Delete Alternate Nodes

Problem

Given a Singly Linked List of size n, delete all alternate nodes of the list.

Examples:

Example 1:

Input:
LinkedList: 1->2->3->4->5->6
Output: 1->3->5
Explanation: Deleting alternate nodes results in the linked list with elements 1->3->5.

Example 2:

Input:
LinkedList: 99->59->42->20
Output: 99->42

Your task:

Your task is to complete the function deleteAlt() which takes the head of the linked list in the input parameter and modifies the given linked list accordingly.

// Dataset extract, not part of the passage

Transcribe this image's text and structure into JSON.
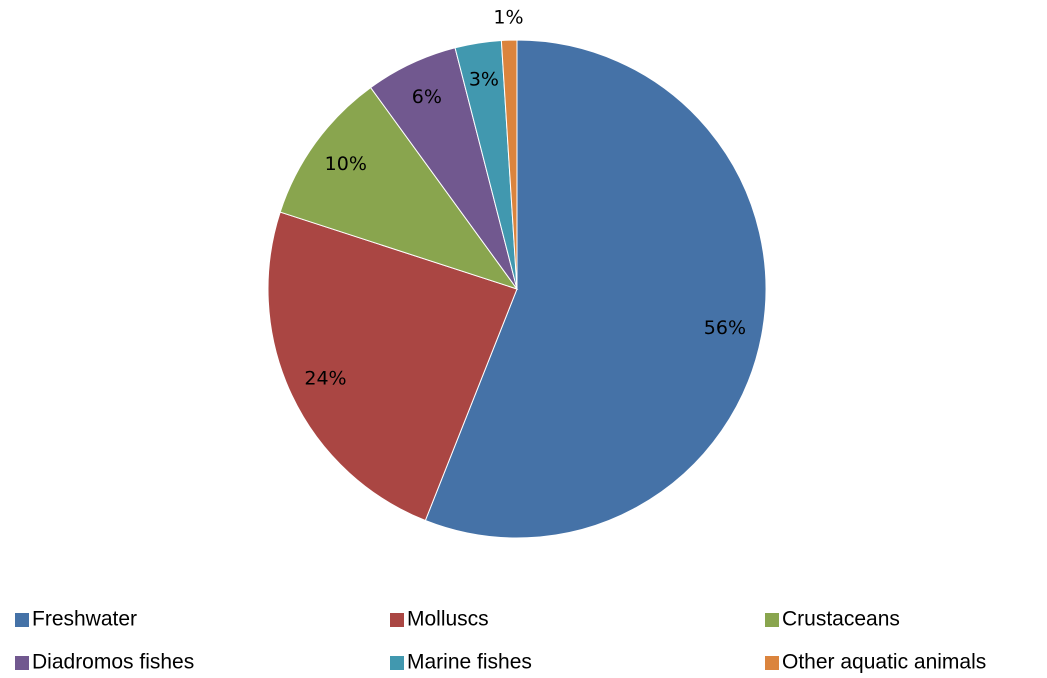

• Expected Time Complexity: $O(n)$
• Expected Auxiliary Space: $O(1)$

Constraints:

• $1<=n<=10^5$
• $1<=node.data<=10^6$

Solution

Python

def deleteAlt(self, head):
    if (head == None):
        return
    prev = head 
    now = head.next
    while (prev != None and now != None): 
        prev.next = now.next
        now = None
        prev = prev.next
        if (prev != None): 
            now = prev.next

Java

public void deleteAlternate (Node head){
    if (head == null)
        return;
    Node node = head;
    while (node != null && node.next != null) {
        node.next = node.next.next;
        node = node.next;
    }
}

C++

void deleteAlt(struct Node *head){
    if (head == NULL) 
        return
    Node *prev = head; 
    Node *node = head->next; 
    while (prev != NULL && node != NULL) {
        prev->next = node->next; 
        delete(node); 
        prev = prev->next; 
        if (prev != NULL) 
            node = prev->next; 
    } 
}

C

void deleteAlt(struct Node *head) {
    if (head == NULL) 
        return;
    struct Node *prev = head; 
    struct Node *node = head->next; 
    while (prev != NULL && node != NULL) {
        prev->next = node->next; 
        free(node); 
        prev = prev->next; 
        if (prev != NULL) 
            node = prev->next; 
    } 
}

• Time Complexity: $O(n)$
• Auxiliary Space: $O(1)$